When you get there, don’t be surprised that there are one hundred sweaty guys in logo t-shirts and three women, two of which are moms dropping off their sons. You’ll have to pay for your refreshments, or one of your “friends” will try and make the movie a date. They will eat your popcorn, and they won’t ask first. Don’t comment on the movie or the comic it’s based on; they don’t care what you have to say. If you do speak, be prepared to hear a chorus of voices saying that you’re wrong, only for someone to say the same thing five minutes later and be praised for it.

The next time a convention rolls into town — think twice before you go. Don’t go by yourself, and only wear a costume if you’re prepared for unwanted attention. People will take pictures with you — and of you. Even if you go dressed as a dementor, some guy will realize it’s a girl under your thick, black cloak and cop a feel while posing for a picture. You can tell security, but the man will deny it, and you’ll be the difficult one. If you get to meet your favorite celebrity, don’t talk to anyone in line unless they have kids.
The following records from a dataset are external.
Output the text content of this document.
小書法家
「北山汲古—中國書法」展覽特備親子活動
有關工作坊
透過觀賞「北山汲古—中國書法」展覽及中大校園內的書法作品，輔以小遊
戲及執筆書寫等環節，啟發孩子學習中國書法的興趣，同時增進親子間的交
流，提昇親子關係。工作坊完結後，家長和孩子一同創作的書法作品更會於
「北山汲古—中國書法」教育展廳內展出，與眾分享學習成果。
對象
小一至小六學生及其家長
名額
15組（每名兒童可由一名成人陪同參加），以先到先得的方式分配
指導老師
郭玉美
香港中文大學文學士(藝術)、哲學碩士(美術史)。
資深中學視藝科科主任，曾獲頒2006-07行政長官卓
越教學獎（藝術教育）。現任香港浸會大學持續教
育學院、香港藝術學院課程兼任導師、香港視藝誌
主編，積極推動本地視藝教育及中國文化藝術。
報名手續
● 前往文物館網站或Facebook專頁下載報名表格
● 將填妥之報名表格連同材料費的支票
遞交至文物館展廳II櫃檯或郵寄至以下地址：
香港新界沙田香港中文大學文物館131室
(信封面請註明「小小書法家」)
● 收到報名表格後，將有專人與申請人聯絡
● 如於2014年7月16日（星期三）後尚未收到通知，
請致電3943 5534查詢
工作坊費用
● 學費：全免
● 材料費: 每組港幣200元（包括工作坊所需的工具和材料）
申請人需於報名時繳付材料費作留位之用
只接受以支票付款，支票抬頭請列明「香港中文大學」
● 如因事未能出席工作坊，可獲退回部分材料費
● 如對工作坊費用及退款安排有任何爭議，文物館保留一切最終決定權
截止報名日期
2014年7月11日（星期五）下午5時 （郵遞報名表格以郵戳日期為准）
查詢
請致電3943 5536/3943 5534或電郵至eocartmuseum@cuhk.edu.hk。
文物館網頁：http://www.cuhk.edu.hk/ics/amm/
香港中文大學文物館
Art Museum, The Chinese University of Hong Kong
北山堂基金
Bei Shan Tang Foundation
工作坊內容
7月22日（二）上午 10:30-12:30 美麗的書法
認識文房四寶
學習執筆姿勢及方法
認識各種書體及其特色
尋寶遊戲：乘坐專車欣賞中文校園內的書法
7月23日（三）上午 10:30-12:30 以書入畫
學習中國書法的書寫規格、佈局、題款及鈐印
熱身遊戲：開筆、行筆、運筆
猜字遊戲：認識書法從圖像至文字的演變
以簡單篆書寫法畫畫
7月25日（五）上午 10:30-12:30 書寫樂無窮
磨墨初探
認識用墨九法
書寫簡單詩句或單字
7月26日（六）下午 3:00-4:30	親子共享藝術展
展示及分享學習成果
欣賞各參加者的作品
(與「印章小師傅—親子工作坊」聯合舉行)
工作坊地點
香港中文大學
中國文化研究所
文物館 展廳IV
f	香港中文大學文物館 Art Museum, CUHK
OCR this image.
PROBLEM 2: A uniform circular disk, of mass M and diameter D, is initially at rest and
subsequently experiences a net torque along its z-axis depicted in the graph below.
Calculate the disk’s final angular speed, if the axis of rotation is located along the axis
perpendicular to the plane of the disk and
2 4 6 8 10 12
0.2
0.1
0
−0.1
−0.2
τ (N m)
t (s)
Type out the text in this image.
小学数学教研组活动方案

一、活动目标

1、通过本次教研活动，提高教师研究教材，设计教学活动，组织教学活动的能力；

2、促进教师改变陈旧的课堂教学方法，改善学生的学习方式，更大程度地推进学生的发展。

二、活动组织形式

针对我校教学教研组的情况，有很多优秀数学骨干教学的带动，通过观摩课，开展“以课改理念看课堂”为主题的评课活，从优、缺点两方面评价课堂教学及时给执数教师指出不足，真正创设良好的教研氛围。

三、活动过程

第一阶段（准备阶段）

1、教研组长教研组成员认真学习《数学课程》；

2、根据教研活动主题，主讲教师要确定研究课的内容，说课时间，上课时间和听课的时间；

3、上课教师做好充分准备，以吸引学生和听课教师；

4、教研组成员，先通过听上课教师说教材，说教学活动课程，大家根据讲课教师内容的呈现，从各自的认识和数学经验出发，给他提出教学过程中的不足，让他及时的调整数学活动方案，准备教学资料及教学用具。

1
If they’re a parent, the other person is likely to be respectful of you, your opinions, and your space. They have kids to watch after, and bickering with you is too much work after a long, fun day of toting their kids from line to line in a claustrophobic convention hall. If there aren’t any parents in line, and you feel the need to socialize, find another woman in costume, preferably someone with a better costume than yours. If you talk to someone who’s in a lower quality costume than you, it’s likely that she’ll be curt and dismissive of what you have to say. If you talk to someone in a higher quality costume than you, she’ll be more open and willing to commensurate with you because she knows she looks better.

Don’t start a conversation with a man unless he’s retirement age. Some will be creepy, but most will be nice and open to your opinions. A younger man will fight every word you say because obviously a girl must be wrong. It doesn’t matter how big your comic collection is or whether or not you can name every iteration of the Doctor and his respective companions; you’re a girl.